Dr West replies: It’s great that you feel comfortable in yourself and ready to explore your sexuality and relationship style. This is something to do a bit of research on first before jumping in, in order to minimise any chance of heartbreak due to miscommunication, emotions, or assumptions.
Check that you are both on the same page when it comes to opening up your relationship. Similar to monogamy, there is no one-size-fits-all when it comes to open relationships. Talk with each other and see what you both understand when it comes to this topic. There are open relationships which are very casual, some that have a ‘don’t ask don’t tell’ policy, others where all partners date each other, and where there can be a relationship hierarchy or primary and secondary partners. Others prefer a relationship anarchy approach which rejects rules and what we ‘should’ do, as dictated by society. There are dozens of other ways to have relationships as well as these, so communicating what you want and are willing to try is essential. Of course, sexual health must be taken seriously if you are interacting with others.
Talk to your friends and see what they say about the realities of their relationships. It’s great to have some education from sex educators and poly advocates, but it’s also good to know about the on-the-ground details. What do your friends do if one of them has a break-up with a partner? How do they make space to process this while maintaining their other relationships? How do they manage family events and questions from family? There are great online workshops and books from poly educators such as Dr Liz Powell (drlizpowell.com), and Kevin and Antoinette Patterson from Poly Role Models, who were on episode nine of my podcast. There’s also the Instagram account @polyamoryireland that connects people interested in this lifestyle.

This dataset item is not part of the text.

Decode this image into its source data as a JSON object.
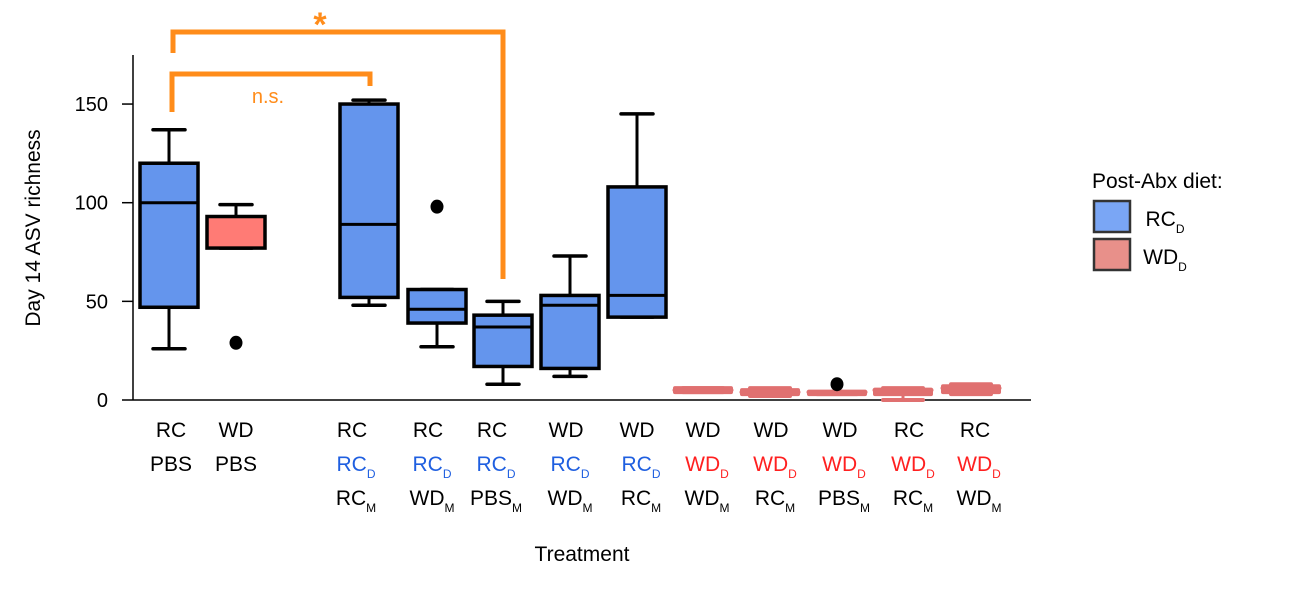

Jealousy is one of the main reasons why attempts at open/poly relationships can fall at the first hurdle. It can feel natural to be jealous — we are told by society that we should be in monogamous relationships and to immediately break up with someone who steps outside of the relationship, so it’s no wonder we can feel conflicted about how we really feel and how we think we should feel. Jealousy isn’t necessarily a bad thing — it can be a warning sign that there is something going on that needs to be talked about.
Combining honest communication with boundaries will be your roadmap for working towards a relationship that nourishes you. Boundaries can look like setting expectations about where you hook up with others. Is it your shared bed, or hotels? If you are using pet names, are you comfortable if he calls someone else the same pet name as you? How much do you need to know about each other’s extra relationships? What happens if you get sick — who looks after you or helps you out, and how is this communicated? These and other questions are important in any relationship, but especially so in a poly/open relationship.

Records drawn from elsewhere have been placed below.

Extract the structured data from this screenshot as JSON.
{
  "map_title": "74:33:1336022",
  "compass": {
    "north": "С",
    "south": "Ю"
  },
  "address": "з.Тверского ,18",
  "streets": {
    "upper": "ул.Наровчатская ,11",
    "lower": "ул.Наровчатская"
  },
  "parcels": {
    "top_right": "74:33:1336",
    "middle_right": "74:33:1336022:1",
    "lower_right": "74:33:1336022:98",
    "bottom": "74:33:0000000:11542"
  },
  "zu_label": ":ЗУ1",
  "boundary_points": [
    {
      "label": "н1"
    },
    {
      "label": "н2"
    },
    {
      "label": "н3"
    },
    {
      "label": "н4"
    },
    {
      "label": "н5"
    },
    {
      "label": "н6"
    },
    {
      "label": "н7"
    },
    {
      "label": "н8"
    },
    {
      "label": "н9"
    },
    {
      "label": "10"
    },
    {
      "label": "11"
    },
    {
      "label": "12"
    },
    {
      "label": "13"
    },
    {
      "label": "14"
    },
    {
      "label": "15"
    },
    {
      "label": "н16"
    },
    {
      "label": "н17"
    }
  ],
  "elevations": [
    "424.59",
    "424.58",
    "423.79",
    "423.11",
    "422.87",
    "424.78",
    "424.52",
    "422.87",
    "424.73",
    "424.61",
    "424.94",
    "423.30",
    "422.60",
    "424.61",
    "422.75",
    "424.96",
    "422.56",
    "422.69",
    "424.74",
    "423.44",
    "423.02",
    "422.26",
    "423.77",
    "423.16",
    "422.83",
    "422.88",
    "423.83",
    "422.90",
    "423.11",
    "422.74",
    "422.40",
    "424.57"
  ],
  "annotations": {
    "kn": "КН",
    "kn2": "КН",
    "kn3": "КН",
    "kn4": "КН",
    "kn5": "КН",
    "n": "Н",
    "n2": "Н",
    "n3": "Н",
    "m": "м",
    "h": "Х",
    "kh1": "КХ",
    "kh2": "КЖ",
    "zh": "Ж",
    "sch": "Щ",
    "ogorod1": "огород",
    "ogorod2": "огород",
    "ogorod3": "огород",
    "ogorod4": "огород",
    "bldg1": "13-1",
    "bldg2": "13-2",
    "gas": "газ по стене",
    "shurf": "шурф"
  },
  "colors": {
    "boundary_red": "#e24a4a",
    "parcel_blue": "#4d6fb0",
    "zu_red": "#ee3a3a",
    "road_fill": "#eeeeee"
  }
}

The ‘shoulds’ of relationships can be very limiting. Living our life by what others think we ‘should’ do means that we often miss out on what is really right for us, especially when it comes to relationships. People often think that there is one way we ‘should’ do relationships and judge others if they step outside of those boundaries. They may make comments that can be intrusive or unkind, sometimes coming from a place of lack of knowledge, sometimes jealousy, or sometimes they are projecting their own feelings onto your situation.

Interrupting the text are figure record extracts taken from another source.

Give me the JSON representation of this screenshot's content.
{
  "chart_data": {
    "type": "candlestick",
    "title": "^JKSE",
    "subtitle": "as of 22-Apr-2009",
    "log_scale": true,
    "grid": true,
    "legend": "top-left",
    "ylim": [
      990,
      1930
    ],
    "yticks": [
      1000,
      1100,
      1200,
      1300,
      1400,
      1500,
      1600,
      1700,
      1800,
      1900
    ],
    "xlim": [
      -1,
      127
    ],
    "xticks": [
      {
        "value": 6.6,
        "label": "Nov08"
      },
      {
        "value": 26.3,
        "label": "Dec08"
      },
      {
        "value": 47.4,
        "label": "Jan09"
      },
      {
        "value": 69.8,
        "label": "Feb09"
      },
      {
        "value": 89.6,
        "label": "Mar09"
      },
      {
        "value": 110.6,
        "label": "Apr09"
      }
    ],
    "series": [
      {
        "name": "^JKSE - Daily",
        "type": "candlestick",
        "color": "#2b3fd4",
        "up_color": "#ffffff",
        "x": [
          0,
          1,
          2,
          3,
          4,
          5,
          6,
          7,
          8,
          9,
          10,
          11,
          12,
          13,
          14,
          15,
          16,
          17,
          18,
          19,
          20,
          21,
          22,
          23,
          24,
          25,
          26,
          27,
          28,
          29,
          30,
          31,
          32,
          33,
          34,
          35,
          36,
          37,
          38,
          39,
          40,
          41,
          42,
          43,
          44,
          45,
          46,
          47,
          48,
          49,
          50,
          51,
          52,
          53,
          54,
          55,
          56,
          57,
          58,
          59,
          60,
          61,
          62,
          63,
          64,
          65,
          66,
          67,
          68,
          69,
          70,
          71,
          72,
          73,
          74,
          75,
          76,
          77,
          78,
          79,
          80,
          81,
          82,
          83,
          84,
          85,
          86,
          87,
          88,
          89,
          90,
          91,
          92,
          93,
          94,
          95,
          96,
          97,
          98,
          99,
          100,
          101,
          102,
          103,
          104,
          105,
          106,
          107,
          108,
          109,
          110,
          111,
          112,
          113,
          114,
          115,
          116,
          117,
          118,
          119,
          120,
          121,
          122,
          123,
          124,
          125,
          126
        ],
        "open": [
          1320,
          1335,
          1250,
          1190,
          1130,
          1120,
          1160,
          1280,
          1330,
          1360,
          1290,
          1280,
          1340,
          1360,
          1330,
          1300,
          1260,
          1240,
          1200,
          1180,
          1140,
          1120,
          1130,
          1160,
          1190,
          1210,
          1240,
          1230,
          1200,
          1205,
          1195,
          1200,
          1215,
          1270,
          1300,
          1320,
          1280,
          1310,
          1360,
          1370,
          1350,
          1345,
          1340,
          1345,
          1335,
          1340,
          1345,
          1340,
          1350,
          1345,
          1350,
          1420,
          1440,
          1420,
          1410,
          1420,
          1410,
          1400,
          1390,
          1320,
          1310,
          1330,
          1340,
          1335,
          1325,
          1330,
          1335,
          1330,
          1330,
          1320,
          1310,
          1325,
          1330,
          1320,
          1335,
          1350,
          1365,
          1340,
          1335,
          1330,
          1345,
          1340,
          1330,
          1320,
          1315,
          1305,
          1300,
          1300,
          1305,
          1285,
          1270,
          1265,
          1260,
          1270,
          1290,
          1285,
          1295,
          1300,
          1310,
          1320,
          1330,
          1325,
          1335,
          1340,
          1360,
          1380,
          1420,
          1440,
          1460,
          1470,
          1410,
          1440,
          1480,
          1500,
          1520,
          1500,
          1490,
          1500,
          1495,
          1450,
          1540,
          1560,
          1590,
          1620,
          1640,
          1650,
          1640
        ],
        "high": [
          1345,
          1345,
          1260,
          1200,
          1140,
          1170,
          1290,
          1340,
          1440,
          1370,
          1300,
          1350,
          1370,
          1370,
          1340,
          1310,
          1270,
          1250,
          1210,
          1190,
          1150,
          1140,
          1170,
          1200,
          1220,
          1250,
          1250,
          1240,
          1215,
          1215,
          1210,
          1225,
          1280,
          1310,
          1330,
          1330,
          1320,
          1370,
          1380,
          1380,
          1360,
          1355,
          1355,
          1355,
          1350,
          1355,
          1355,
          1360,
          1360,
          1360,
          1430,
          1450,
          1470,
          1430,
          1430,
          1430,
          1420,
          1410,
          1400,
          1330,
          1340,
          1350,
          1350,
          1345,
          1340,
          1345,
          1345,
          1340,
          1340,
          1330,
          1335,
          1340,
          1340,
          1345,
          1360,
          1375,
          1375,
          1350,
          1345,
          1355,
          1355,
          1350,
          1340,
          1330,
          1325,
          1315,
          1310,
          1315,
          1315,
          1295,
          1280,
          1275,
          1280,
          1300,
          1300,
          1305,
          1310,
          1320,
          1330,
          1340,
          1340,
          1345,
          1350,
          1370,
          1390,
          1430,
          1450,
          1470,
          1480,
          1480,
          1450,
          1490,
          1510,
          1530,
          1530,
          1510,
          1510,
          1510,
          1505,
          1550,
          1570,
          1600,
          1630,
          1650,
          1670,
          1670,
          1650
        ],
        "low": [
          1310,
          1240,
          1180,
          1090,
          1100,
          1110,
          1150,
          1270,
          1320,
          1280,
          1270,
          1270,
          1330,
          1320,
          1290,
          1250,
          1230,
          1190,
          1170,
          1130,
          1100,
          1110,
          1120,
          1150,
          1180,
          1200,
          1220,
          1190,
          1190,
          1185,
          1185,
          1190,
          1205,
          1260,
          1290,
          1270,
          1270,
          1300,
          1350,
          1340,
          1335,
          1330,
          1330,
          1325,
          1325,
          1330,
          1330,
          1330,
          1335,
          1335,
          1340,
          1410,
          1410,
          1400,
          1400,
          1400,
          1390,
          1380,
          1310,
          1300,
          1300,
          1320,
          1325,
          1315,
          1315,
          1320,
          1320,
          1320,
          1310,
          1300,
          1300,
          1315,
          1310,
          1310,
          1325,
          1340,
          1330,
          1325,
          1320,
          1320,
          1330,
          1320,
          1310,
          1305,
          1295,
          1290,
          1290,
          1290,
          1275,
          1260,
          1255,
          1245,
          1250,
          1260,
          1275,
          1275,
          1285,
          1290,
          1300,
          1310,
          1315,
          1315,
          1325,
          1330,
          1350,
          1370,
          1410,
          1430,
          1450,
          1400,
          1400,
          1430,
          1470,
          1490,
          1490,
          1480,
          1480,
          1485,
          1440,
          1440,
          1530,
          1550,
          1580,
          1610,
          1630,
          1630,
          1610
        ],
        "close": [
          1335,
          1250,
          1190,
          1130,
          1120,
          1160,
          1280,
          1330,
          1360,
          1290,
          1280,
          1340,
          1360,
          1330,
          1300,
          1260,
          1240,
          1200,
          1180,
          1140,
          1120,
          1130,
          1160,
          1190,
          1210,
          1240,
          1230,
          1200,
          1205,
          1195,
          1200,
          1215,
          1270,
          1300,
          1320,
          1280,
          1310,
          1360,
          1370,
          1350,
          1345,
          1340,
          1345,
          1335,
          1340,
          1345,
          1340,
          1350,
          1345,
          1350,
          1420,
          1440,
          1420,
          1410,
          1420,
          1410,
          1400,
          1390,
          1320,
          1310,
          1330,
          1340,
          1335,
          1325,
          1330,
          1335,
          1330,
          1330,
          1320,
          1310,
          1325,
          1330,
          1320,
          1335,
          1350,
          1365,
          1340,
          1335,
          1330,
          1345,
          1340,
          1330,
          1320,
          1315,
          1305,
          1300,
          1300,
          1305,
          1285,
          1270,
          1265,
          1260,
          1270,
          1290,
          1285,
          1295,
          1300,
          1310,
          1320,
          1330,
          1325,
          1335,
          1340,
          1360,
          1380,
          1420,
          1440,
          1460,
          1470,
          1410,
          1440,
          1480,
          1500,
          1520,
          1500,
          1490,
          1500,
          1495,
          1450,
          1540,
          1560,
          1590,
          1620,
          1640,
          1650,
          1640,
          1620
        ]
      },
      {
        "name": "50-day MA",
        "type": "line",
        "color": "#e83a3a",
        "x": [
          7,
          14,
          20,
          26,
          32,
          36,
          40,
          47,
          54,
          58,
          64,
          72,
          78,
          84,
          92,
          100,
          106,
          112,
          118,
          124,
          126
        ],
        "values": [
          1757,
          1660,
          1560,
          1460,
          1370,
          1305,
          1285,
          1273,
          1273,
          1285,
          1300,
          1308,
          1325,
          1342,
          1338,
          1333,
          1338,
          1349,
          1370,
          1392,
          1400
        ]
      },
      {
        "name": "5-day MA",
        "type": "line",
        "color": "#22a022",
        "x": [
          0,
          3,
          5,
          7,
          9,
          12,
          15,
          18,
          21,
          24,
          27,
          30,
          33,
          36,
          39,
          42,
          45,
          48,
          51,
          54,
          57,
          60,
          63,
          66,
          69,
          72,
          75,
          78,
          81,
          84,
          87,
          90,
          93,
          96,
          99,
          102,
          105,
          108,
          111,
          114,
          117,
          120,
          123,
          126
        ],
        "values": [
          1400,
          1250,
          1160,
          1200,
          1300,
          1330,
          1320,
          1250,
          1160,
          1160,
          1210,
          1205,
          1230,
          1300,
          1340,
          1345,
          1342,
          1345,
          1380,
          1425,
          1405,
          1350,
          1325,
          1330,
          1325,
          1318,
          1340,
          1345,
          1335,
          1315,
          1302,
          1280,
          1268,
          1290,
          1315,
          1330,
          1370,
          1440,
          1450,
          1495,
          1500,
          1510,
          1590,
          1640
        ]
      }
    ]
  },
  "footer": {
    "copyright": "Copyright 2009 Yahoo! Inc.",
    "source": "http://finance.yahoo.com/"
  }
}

None of this you can control, but it is worth bearing in mind that being public with a non-monogamous relationship can mean dealing with people’s comments. Talking to your friends about how they manage this will be helpful, as well as information from sex educators.
In saying this, you also don’t have to be poly just because your partner wants to be, or because your friends are doing it. I know you said you wanted to explore but do it on your own terms — if it doesn’t feel right to you, you can still explore in different ways. Trust your gut, educate yourself as much as possible, work on your communication skills, and you will be much more likely to find the kind of relationship that works for you.